2007-12-25

comp.lang.lisp needs to stop complaining about overcommit

or: How I got sucked back into SBCL hacking on Christmas.
: david@radon:~; ps -o pid,vsz,rss,comm -p `pidof sbcl`
  PID    VSZ   RSS COMMAND
 1019 570424  4424 sbcl
: david@radon:~; ps -o pid,vsz,rss,comm -p `pidof sbcl`
  PID    VSZ   RSS COMMAND
 1019 963320 404204 sbcl
: david@radon:~; ps -o pid,vsz,rss,comm -p `pidof sbcl`
  PID    VSZ   RSS COMMAND
 1019 3988328 825804 sbcl

4 comments:

Anonymous said...

Context?

Unknown said...

Well, I definitely used the word overcommit on comp.lang.lisp in a recent thread

But I was basically complaining about linux's vm.overcommit_memory (a sysctl) "feature", not SBCL as such. No amount of SBCL hacking can fix the Linux overcommit "feature", perhaps only try to mitigate the effects of default overcommit on(heuristic) (=0) braindamage in self-defense*.

David L. apparently is working on an SBCL branch that does dynamic/incremental allocation, a nice feature in itself though! - and depending on how it works, could at least lessen the impact of linux's overcommit behaviour on SBCL.

(* Assuming you don't turn overcommit off, which is after all a trivial sysctl tweak. There are other factors to worry about if you do turn off overcommit (i.e. =2) though - Situation might have changed since 2005, but if not, means you might need a lot of swap if you do turn overcommit off, since MAP_NORESERVE won't be handled as well as it could be (you could just run with lots of swap though - disk is cheap): If linux had (has? - I could be out-of-date) a MAP_NORESERVE that worked as suggested in that thread at least when overcommit was off (i.e. SIGSEGV-perhaps/OOM-Kill-never rather than SIGSEGV-never/OOM-Kill-never or SIGSEGV-perhaps/OOM-Kill-perhaps), could be nice for SBCL and Java and others on linux))

David Lichteblau said...

Hi David...

Sorry if I made it sound like I was referring to your article, which certainly was one of the more interesting articles in that thread.

I was more referring to the thread as a whole. Javier's original post seemed rather arrogant, not just because of the subject line, but also because the size of his data set seems chosen specificially so that an implementation with a contiguous heap cannot handle it on a 32 bit architecture, while a different implementation happens to just cope. Perhaps it was an honest question after all, but it sounded more like a pointless provocation.

That is probably also why nobody who usually works on the code related to memory management in SBCL bothered to even reply to him and point out the real issue underlining all of this:

He's using a data set nearly too large for a 32 bit architecture, and wouldn't have any problems at all if he switched to a 64 bit kernel. CMUCL/SBCL's use of a contiguous heap worked fine back when 4 GB seemed huge. Today, it works fine /again/, now that we have 64 bit address spaces with plenty of contiguous areas to use.

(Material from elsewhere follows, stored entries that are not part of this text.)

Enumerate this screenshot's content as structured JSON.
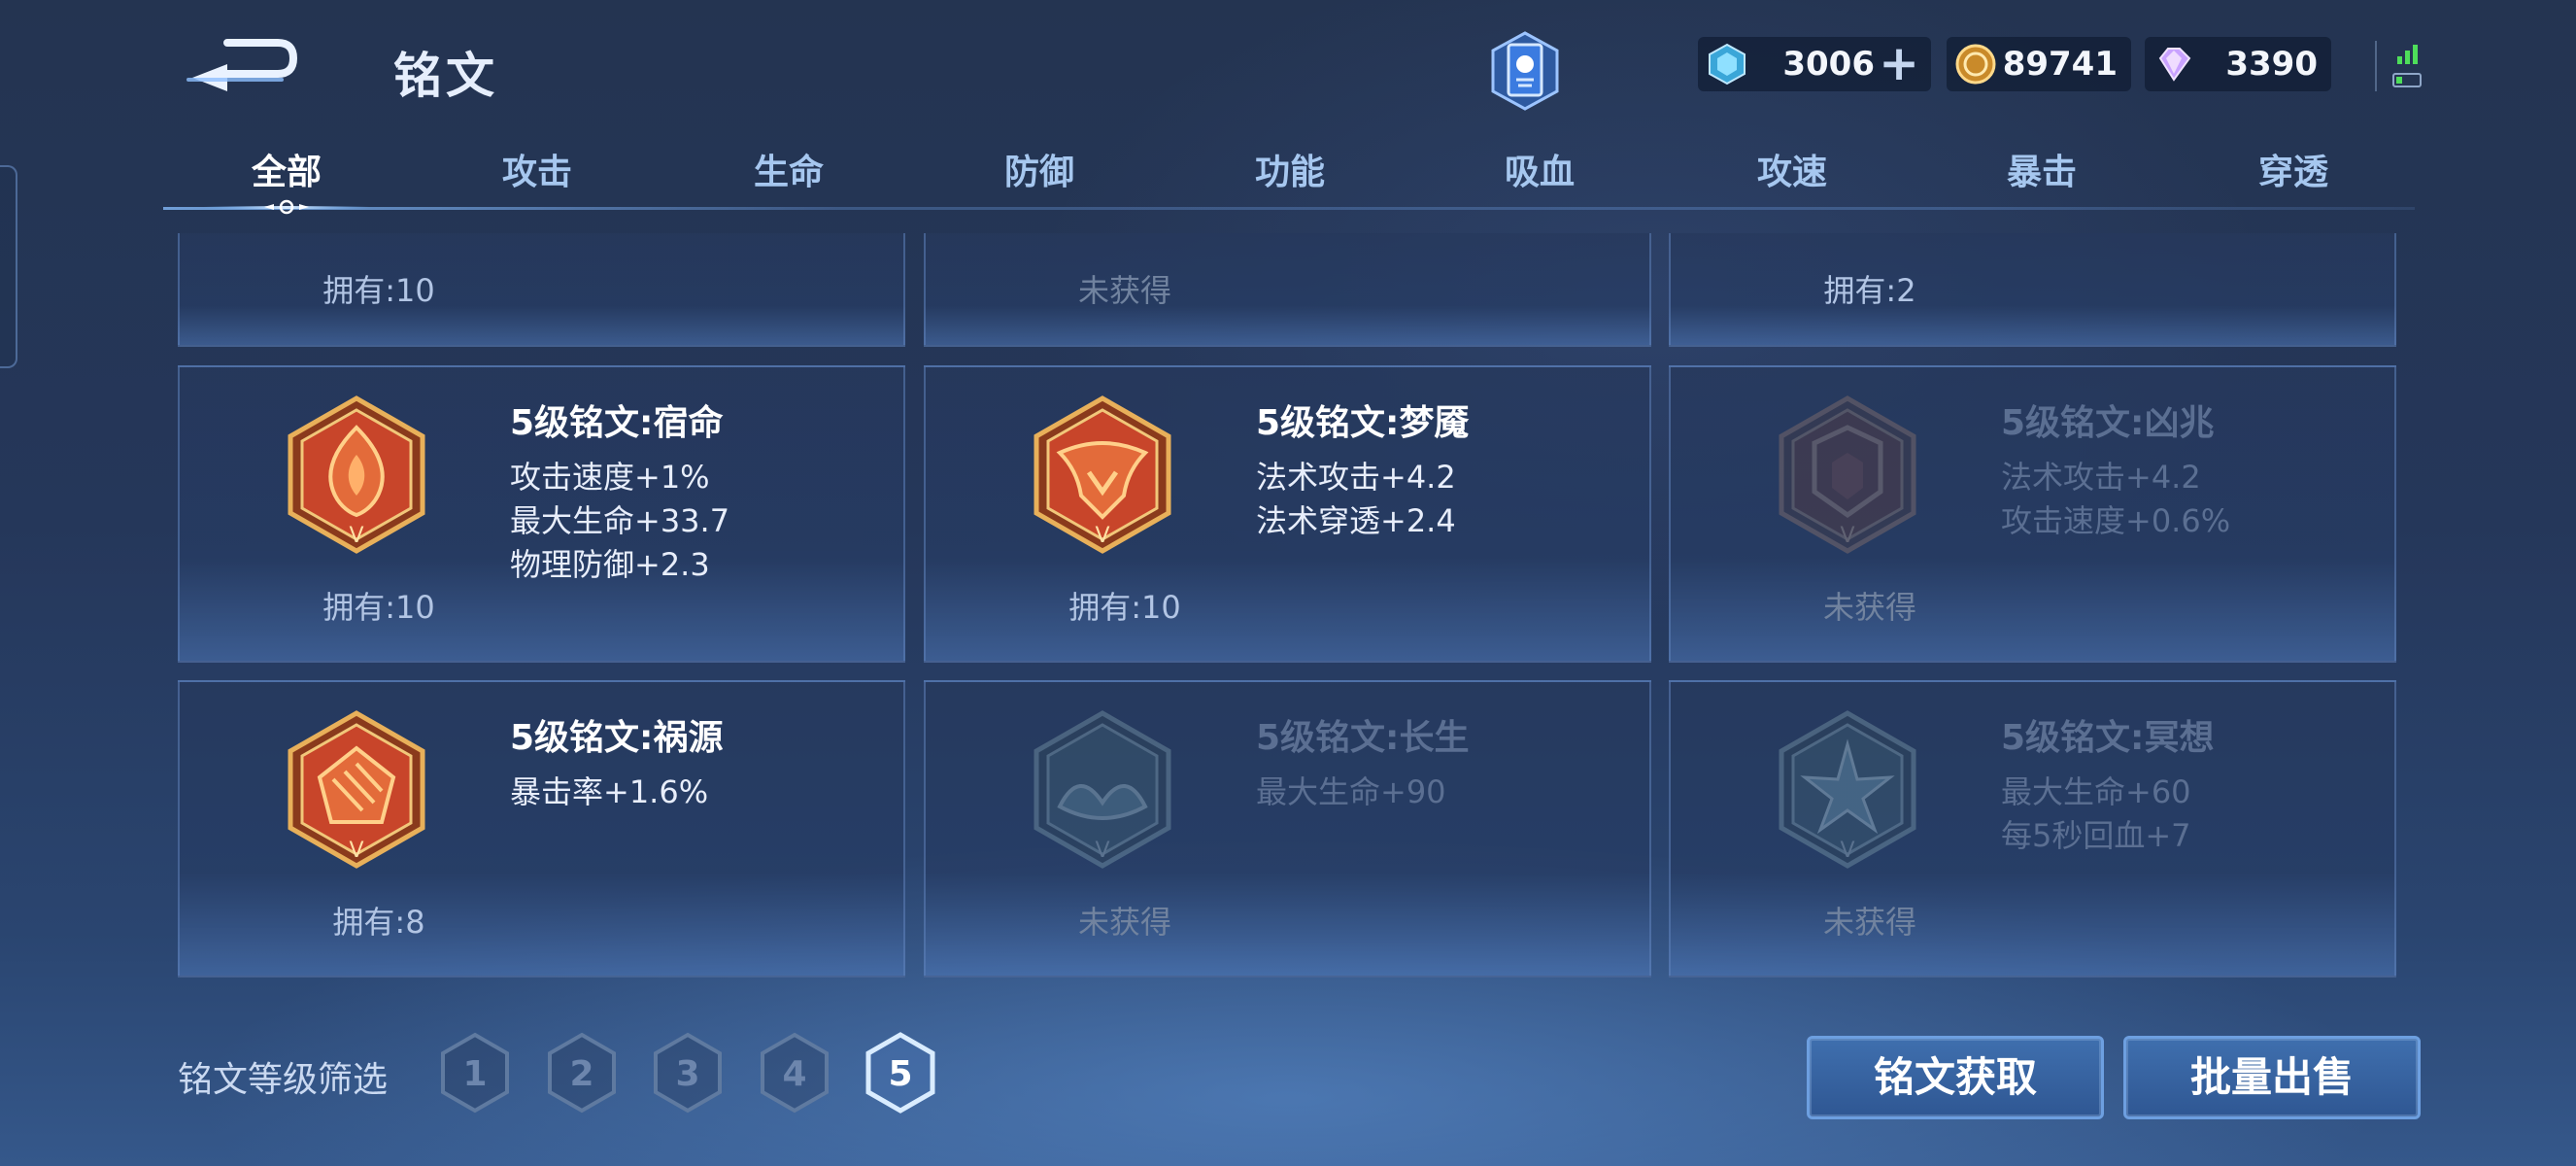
{
  "header": {
    "title": "铭文",
    "currencies": [
      {
        "icon": "diamond-icon",
        "value": "3006",
        "plus": "+"
      },
      {
        "icon": "gold-coin-icon",
        "value": "89741"
      },
      {
        "icon": "gem-icon",
        "value": "3390"
      }
    ]
  },
  "tabs": [
    {
      "label": "全部",
      "active": true
    },
    {
      "label": "攻击"
    },
    {
      "label": "生命"
    },
    {
      "label": "防御"
    },
    {
      "label": "功能"
    },
    {
      "label": "吸血"
    },
    {
      "label": "攻速"
    },
    {
      "label": "暴击"
    },
    {
      "label": "穿透"
    }
  ],
  "top_row": [
    {
      "owned": "拥有:10"
    },
    {
      "owned": "未获得"
    },
    {
      "owned": "拥有:2"
    }
  ],
  "inscriptions": [
    {
      "name": "5级铭文:宿命",
      "attrs": [
        "攻击速度+1%",
        "最大生命+33.7",
        "物理防御+2.3"
      ],
      "owned": "拥有:10",
      "locked": false
    },
    {
      "name": "5级铭文:梦魇",
      "attrs": [
        "法术攻击+4.2",
        "法术穿透+2.4"
      ],
      "owned": "拥有:10",
      "locked": false
    },
    {
      "name": "5级铭文:凶兆",
      "attrs": [
        "法术攻击+4.2",
        "攻击速度+0.6%"
      ],
      "owned": "未获得",
      "locked": true
    },
    {
      "name": "5级铭文:祸源",
      "attrs": [
        "暴击率+1.6%"
      ],
      "owned": "拥有:8",
      "locked": false
    },
    {
      "name": "5级铭文:长生",
      "attrs": [
        "最大生命+90"
      ],
      "owned": "未获得",
      "locked": true
    },
    {
      "name": "5级铭文:冥想",
      "attrs": [
        "最大生命+60",
        "每5秒回血+7"
      ],
      "owned": "未获得",
      "locked": true
    }
  ],
  "filter": {
    "label": "铭文等级筛选",
    "levels": [
      "1",
      "2",
      "3",
      "4",
      "5"
    ],
    "selected": "5"
  },
  "buttons": {
    "acquire": "铭文获取",
    "bulk_sell": "批量出售"
  },
  "colors": {
    "accent": "#6d9fe0",
    "emblem_red": "#c8452a",
    "emblem_gold": "#e0a54a",
    "locked_text": "#5b6f92"
  }
}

So the problem Javier complained about is merely a symptom of the end of an era, with 32 bit architectures beginning to cause trouble.

That said, I have indeed worked on a patch for incremental allocation, which avoids overcommit and allows a non-contiguous dynamic space.

As for overcommit itself, my patch makes SBCL run smoothly with overcommit=2, which I think is a feature in itself.

Not sure how many other applications really depend on MAP_NORESERVE. I was disappointed to find out that Linux doesn't interpret it in a useful manner. But with my patch, we don't need it anymore.

Anonymous said...

My [I'm the "David" (sorry about the useless nickname) who just commented, need to work out how to get blogger/google to use a more distinctive nickname...] confusion arising from your title was probably just terminological:

It's the kernel that overcommits the available memory resources on the assumption userspace has requested more than it will actually use, like a budget airline overcommiting seats because they know that someone'll probably cancel. A person (SBCL) booking the seat isn't doing the overcommitting, they'll just be infuriated by it if they get to the checkin late and all the passengers did in fact show up and it turns out the seat (memory page) they've booked isn't available because the airline (linux) assumed they had "overrequested" it.

That said, I don't actually know if you can use "overcommit" to mean the userspace's overrequest too. I've tried to avoid that usage myself to date, anyway.